O novo ministro das prisões, parte do executivo recentemente anunciado pelos talibãs para governar o país, depois da sua tomada do poder em agosto, desvalorizou a indignação da comunidade internacional quanto às execuções públicas que os talibãs levaram a cabo no passado, por vezes em frente a multidões.

Turabi deixou também um aviso a quem pretenda interferir com a nova liderança afegã. “Toda a gente criticou-nos pelos castigos nos estádios, mas nós nunca dissemos nada quanto às suas leis e castigos. Ninguém vai dizer-nos que leis devemos seguir. Nós seguimos o Islão e vamos criar as nossas leis a partir do Corão”, advertiu.

Especificamente no caso das amputações de membros, o ministro disse ser necessário recuperar essa prática porque serve como dissuasor para a prática de crimes, sendo, por isso, é “necessário para segurança”.

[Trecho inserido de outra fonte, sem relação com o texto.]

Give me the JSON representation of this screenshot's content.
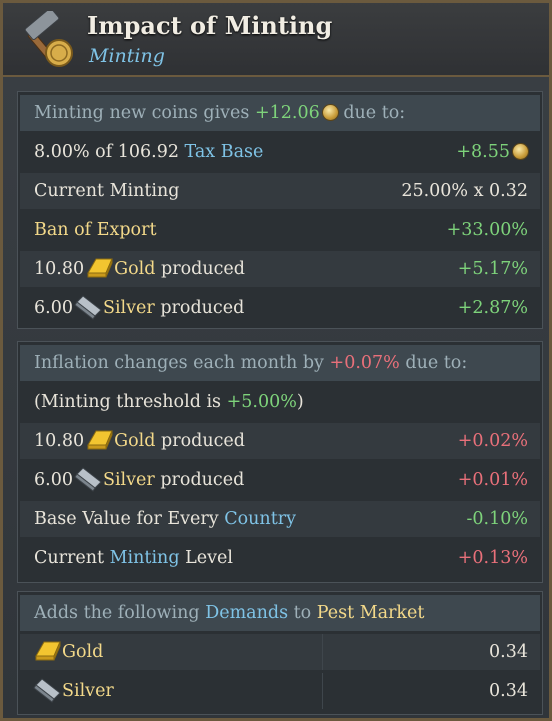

No entanto, é possível que estas punições, feitas em público no anterior regime talibã, possam passar a ocorrer em privado, mas Turabi fala apenas na “conceção de uma política” quanto a isso. Outra diferença é que agora o poder judicial terá, em teoria, mais independência quanto à interferência dos clérigos islâmicos e a sua interpretação da sharia, sendo que serão juízes — mulheres incluídas — a adjudicar casos.

Ainda assim, apesar destas mudanças, as afirmações do novo ministro parecem confirmar os piores temores quanto ao novo regime talibã, que se apresentou com uma nova face depois da tomada do poder a 15 de agosto. O anterior regime, entre 1996 e 2001, tornou-se infame pela violência pública com que decorriam as execuções.

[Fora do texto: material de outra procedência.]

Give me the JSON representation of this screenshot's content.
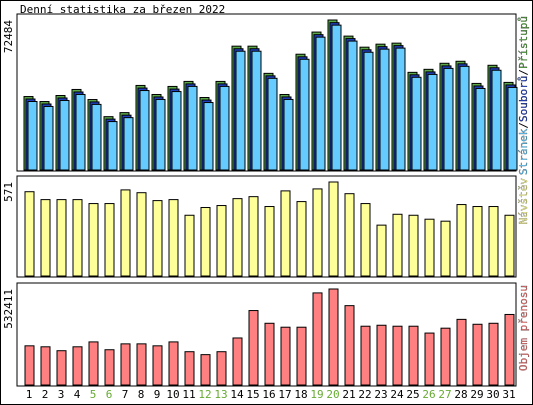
{
  "chart_data": [
    {
      "type": "bar",
      "title": "Denní statistika za březen 2022",
      "ylim": [
        0,
        72484
      ],
      "yticks": [
        72484
      ],
      "legend_separator": "/",
      "series": [
        {
          "name": "Přístupů",
          "color": "#5aa848",
          "values": [
            35500,
            33080,
            36000,
            38920,
            34050,
            25780,
            27730,
            40860,
            36490,
            40380,
            42810,
            35030,
            42810,
            59840,
            59840,
            46700,
            36490,
            55950,
            66650,
            72484,
            64700,
            59350,
            60810,
            61300,
            47190,
            48650,
            51570,
            52540,
            41840,
            50600,
            42330
          ]
        },
        {
          "name": "Souborů",
          "color": "#2040c0",
          "values": [
            34300,
            31900,
            34800,
            37700,
            32900,
            24600,
            26500,
            39600,
            35300,
            39100,
            41600,
            33800,
            41600,
            58600,
            58600,
            45500,
            35300,
            54700,
            65400,
            71200,
            63500,
            58100,
            59600,
            60100,
            46000,
            47400,
            50300,
            51300,
            40600,
            49400,
            41100
          ]
        },
        {
          "name": "Stránek",
          "color": "#66ccff",
          "values": [
            33100,
            30700,
            33600,
            36500,
            31700,
            23400,
            25300,
            38400,
            34100,
            37900,
            40400,
            32600,
            40400,
            57400,
            57400,
            44300,
            34100,
            53500,
            64200,
            70000,
            62300,
            56900,
            58400,
            58900,
            44800,
            46200,
            49100,
            50100,
            39400,
            48200,
            39900
          ]
        }
      ]
    },
    {
      "type": "bar",
      "ylim": [
        0,
        571
      ],
      "yticks": [
        571
      ],
      "series": [
        {
          "name": "Návštěv",
          "color": "#ffff99",
          "values": [
            512,
            464,
            464,
            464,
            440,
            440,
            523,
            506,
            458,
            464,
            369,
            416,
            428,
            470,
            482,
            422,
            517,
            452,
            529,
            571,
            500,
            440,
            309,
            375,
            369,
            345,
            333,
            434,
            422,
            422,
            369
          ]
        }
      ]
    },
    {
      "type": "bar",
      "ylim": [
        0,
        532411
      ],
      "yticks": [
        532411
      ],
      "series": [
        {
          "name": "Objem přenosu",
          "color": "#ff8080",
          "values": [
            217300,
            211900,
            190200,
            211900,
            239000,
            195600,
            228200,
            228200,
            217300,
            239000,
            184700,
            168400,
            184700,
            260800,
            412900,
            342300,
            320500,
            320500,
            510700,
            532411,
            440100,
            326000,
            331400,
            326000,
            326000,
            288000,
            315100,
            364000,
            336800,
            342300,
            391200
          ]
        }
      ],
      "categories": [
        "1",
        "2",
        "3",
        "4",
        "5",
        "6",
        "7",
        "8",
        "9",
        "10",
        "11",
        "12",
        "13",
        "14",
        "15",
        "16",
        "17",
        "18",
        "19",
        "20",
        "21",
        "22",
        "23",
        "24",
        "25",
        "26",
        "27",
        "28",
        "29",
        "30",
        "31"
      ],
      "category_colors": [
        "#000",
        "#000",
        "#000",
        "#000",
        "#6a3",
        "#6a3",
        "#000",
        "#000",
        "#000",
        "#000",
        "#000",
        "#6a3",
        "#6a3",
        "#000",
        "#000",
        "#000",
        "#000",
        "#000",
        "#6a3",
        "#6a3",
        "#000",
        "#000",
        "#000",
        "#000",
        "#000",
        "#6a3",
        "#6a3",
        "#000",
        "#000",
        "#000",
        "#000"
      ]
    }
  ]
}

Para já, segundo a AP, não houve execuções em público, mas já houve humilhações em plena Cabul, com homens acusados de pequenos delitos a serem levados na parte de trás de uma carrinha pick-up, com as mãos atadas e a cara pintada, pela cidade. Noutro caso, foram obrigados a andar com pão duro pendurado ao pescoço ou na boca.

Turabi, anteriormente ministro da justiça, é um veterano da resistência mujahideen contra a invasão da União Soviética nos anos 80, razão pela qual não tem uma perna nem um olho. 

Foi também líder do ministério da promoção da virtude e da prevenção do vício. Como parte destas funções, ganhou infâmia ao exigir que os funcionários governamentais usassem turbantes e permitindo que os seus seguidores espancassem homens com a barba demasiado curta. Turabi também tornou-se notório por arrancar cassetes de música dos carros e esticar as fitas ao longo de postes em árvores nas ruas.

Agora, porém, já não se opõe à influência dos media ocidentais, particularmente no que toca à tecnologia, que considera ser necessária. Por isso, diz, que os talibãs “mudaram do passado para o presente” ao permitir o acesso a televisão, telemóveis e aparelhos de captação de vídeo.

A lista final do Governo talibã foi apresentada há dias pelo porta-voz do executivo, Zabihullah Mujahid. Ao contrário do que tinha sido sugerido, não há mulheres a deter pastas. 

A lista de ministros indica que os talibãs não foram influenciados pelas críticas internacionais e que estão a aplicar uma linha dura, apesar das promessas iniciais de inclusão e defesa dos direitos das mulheres.